10. Data Manager Tasks

  • Data Governance Support: Supporting the management in the creation of data governance strategy, translating objectives into tactical implementation, execution of processes, tools, and organizational change.
  • Business Opportunity Identification: A proactive approach to identifying new business opportunities and synergies in the area of data analytics.
  • Process Improvement: Looking for new ways to improve existing data processes using actionable opportunities to increase efficiencies and enhance the customer experience.
  • Data Transformation Leadership: Leading data transformation with guidance from the Regional Head of Data Management.
  • Governance Design: Designing and implementing governance surrounding data requests, ensuring consistency in the request intake process and proper ownership.

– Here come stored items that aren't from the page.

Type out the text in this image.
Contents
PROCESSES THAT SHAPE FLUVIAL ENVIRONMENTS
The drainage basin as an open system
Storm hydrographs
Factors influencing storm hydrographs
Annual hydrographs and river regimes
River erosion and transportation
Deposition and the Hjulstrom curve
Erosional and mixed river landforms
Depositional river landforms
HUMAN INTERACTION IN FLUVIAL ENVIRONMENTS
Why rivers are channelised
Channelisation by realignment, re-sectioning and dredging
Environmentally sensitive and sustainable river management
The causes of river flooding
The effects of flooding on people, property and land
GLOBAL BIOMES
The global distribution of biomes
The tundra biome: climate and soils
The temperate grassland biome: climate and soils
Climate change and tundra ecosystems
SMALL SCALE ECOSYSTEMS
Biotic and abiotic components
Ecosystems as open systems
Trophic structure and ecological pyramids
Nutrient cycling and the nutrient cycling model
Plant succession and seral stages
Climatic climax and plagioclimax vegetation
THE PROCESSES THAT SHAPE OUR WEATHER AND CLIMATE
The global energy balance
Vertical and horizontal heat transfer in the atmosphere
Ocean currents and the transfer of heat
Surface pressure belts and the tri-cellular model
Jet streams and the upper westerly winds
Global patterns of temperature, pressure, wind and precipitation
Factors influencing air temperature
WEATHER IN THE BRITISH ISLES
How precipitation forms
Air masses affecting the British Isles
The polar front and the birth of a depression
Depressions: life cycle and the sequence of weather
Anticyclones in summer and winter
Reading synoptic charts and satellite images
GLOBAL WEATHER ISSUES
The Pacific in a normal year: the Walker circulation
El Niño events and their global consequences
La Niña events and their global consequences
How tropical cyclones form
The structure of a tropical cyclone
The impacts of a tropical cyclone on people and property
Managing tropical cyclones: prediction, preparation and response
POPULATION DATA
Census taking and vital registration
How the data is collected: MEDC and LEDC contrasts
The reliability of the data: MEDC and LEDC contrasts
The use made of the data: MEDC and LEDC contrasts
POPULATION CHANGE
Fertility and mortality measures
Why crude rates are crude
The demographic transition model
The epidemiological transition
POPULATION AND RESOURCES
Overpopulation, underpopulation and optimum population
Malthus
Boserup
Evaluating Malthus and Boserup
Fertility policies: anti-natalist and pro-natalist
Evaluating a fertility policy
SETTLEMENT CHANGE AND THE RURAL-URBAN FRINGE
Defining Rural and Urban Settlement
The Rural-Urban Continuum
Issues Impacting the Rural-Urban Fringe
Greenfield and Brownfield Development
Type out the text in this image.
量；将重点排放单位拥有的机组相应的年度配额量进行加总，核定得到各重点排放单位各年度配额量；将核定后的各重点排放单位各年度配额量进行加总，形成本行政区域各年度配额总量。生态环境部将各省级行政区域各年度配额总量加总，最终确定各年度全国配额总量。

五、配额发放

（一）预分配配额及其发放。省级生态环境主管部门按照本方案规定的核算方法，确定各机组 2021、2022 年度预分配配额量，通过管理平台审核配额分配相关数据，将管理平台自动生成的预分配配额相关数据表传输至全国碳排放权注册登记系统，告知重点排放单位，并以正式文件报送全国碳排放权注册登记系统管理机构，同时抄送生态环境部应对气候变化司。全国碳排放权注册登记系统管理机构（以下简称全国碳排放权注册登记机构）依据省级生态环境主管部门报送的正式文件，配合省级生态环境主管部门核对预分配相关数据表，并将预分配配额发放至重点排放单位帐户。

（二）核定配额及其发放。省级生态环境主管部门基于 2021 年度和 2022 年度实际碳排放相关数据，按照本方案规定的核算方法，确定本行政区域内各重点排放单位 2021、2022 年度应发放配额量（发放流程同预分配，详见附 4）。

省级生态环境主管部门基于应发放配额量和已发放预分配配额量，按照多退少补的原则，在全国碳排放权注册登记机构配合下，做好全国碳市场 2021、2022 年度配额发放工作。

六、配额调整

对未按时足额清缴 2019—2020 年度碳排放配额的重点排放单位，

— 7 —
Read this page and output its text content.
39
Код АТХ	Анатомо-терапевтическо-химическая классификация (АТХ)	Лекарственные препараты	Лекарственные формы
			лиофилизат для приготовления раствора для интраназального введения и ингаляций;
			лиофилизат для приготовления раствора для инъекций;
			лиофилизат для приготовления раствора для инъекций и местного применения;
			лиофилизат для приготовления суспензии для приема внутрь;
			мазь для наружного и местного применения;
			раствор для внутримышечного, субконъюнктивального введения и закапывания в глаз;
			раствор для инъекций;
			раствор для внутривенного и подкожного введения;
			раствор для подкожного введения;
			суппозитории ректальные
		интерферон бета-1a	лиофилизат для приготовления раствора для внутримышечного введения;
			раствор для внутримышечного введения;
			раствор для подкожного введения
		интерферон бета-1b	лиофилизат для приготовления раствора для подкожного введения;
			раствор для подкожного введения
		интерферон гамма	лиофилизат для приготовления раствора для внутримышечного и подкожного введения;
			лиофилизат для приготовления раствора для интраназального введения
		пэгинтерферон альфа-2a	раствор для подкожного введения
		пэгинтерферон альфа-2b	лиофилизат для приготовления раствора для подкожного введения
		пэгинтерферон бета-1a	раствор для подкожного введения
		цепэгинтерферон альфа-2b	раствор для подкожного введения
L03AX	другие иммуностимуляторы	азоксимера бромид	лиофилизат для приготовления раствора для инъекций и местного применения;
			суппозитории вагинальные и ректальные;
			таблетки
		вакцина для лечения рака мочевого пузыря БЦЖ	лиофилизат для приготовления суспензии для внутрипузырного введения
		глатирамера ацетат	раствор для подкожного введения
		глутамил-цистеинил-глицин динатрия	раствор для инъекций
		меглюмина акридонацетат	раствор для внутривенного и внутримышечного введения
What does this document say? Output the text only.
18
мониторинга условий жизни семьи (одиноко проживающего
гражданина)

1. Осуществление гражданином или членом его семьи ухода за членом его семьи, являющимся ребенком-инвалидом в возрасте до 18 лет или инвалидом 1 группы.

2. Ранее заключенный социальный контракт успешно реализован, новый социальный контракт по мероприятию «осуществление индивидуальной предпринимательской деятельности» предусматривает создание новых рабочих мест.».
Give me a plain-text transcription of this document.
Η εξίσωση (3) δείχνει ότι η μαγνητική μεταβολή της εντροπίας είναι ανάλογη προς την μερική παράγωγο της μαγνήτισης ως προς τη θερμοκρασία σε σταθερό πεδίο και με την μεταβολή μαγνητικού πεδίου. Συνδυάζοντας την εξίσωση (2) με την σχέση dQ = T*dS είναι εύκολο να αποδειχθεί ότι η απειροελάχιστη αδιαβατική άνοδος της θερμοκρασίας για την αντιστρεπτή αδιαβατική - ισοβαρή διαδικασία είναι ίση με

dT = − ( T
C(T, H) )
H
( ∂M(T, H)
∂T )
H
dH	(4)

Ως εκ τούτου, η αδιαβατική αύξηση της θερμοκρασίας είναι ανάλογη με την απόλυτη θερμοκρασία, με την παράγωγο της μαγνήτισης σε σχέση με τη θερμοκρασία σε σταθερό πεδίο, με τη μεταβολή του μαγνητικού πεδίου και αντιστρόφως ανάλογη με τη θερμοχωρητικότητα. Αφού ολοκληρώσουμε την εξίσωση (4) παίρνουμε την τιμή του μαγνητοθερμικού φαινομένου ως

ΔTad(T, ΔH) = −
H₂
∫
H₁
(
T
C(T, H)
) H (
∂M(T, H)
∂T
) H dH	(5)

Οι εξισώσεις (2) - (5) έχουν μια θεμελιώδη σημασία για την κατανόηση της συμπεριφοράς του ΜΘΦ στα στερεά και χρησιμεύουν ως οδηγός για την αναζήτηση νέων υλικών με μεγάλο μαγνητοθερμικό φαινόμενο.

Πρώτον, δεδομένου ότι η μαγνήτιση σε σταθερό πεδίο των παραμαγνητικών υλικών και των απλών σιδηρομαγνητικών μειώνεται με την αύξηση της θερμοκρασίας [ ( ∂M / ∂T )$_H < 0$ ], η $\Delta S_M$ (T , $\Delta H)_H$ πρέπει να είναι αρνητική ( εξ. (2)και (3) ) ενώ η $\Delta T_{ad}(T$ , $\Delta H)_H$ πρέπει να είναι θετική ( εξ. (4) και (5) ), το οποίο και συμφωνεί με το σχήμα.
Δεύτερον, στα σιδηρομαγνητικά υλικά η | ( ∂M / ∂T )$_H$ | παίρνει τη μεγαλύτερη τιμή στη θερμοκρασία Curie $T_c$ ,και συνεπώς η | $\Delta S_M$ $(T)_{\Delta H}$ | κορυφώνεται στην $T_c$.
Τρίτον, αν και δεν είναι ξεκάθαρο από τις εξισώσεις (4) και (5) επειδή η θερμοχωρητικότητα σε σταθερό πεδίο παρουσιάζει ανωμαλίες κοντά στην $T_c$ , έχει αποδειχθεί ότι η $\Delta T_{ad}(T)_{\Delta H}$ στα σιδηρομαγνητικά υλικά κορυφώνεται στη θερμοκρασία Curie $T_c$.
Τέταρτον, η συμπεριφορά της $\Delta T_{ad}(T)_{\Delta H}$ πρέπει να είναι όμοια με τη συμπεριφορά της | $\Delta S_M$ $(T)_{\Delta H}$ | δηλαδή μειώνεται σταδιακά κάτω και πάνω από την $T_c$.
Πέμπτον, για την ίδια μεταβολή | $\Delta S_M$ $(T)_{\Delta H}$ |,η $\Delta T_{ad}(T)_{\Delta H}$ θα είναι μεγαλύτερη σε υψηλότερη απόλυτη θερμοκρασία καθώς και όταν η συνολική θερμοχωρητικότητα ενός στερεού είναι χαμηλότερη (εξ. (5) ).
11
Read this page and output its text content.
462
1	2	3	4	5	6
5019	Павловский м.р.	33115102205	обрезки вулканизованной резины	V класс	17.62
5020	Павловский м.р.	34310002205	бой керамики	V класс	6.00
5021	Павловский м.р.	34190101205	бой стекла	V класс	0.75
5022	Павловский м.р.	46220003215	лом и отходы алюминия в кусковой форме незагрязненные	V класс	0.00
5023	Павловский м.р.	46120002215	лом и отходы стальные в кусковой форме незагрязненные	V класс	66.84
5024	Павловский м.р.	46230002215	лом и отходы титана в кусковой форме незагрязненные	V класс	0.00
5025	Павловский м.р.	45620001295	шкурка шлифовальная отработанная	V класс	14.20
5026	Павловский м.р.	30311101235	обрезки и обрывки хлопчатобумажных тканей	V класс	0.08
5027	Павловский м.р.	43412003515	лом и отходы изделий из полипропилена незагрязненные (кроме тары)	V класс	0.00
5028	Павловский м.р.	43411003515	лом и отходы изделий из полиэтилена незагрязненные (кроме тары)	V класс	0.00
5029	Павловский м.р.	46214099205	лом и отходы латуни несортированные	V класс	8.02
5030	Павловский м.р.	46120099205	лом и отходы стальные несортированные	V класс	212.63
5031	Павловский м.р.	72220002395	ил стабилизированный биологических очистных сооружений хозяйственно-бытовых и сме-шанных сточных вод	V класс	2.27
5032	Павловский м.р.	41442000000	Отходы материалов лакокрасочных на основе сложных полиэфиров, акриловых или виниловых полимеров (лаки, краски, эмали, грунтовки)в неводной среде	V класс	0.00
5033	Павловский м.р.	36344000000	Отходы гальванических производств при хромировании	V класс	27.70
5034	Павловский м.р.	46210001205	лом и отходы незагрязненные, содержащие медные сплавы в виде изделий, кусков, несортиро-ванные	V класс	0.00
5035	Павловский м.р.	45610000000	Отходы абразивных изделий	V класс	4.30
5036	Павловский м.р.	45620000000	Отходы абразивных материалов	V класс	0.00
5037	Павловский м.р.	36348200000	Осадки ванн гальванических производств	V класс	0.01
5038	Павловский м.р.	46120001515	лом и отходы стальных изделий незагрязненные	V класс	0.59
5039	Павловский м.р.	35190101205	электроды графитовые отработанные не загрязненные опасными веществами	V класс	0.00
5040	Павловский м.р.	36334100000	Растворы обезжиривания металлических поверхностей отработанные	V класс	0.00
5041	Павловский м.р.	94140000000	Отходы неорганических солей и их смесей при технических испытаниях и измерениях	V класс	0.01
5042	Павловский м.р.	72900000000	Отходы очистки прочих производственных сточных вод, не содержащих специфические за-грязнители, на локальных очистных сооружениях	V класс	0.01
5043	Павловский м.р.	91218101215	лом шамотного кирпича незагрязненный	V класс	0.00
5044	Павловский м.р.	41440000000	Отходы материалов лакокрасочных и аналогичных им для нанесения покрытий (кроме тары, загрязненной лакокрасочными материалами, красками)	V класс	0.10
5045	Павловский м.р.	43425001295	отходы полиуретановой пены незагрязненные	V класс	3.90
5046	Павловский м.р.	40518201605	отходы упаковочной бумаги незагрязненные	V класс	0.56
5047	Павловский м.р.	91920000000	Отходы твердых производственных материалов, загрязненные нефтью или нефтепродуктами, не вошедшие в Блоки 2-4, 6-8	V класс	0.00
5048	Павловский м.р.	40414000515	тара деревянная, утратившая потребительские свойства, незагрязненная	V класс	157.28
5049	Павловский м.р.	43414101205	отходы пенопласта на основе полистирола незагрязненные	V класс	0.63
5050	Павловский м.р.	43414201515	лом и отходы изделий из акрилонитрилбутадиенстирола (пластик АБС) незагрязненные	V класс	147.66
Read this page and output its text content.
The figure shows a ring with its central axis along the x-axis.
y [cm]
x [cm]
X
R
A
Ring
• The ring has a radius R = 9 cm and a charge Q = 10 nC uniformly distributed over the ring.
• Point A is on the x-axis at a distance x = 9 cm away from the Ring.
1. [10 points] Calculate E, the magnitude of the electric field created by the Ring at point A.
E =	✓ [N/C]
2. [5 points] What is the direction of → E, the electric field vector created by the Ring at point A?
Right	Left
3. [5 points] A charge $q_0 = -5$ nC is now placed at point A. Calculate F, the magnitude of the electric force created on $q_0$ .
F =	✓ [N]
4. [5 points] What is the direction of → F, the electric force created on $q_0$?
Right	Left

  • Team Leadership: Leading a team of data professionals both directly and as part of the matrix organization.
  • Technical Guidance: Providing technical guidance to data analysts regarding technologies and tools available for use within CBRE.
  • IT Collaboration: Collaborating with IT leaders to evaluate and provide insight into IT solutions to support the transformation together with IT.
  • Quality Reporting Implementation: Implementing solid quality reporting and analysis to improve data quality.
  • Presentation Preparation: Preparing presentations and performing follow-up activities in support of Data Management Group meetings.
  • Centralized Contact Point: Acting as a primary centralized point of contact.
  • Business Coordination: Coordinating business collaboration across the enterprise.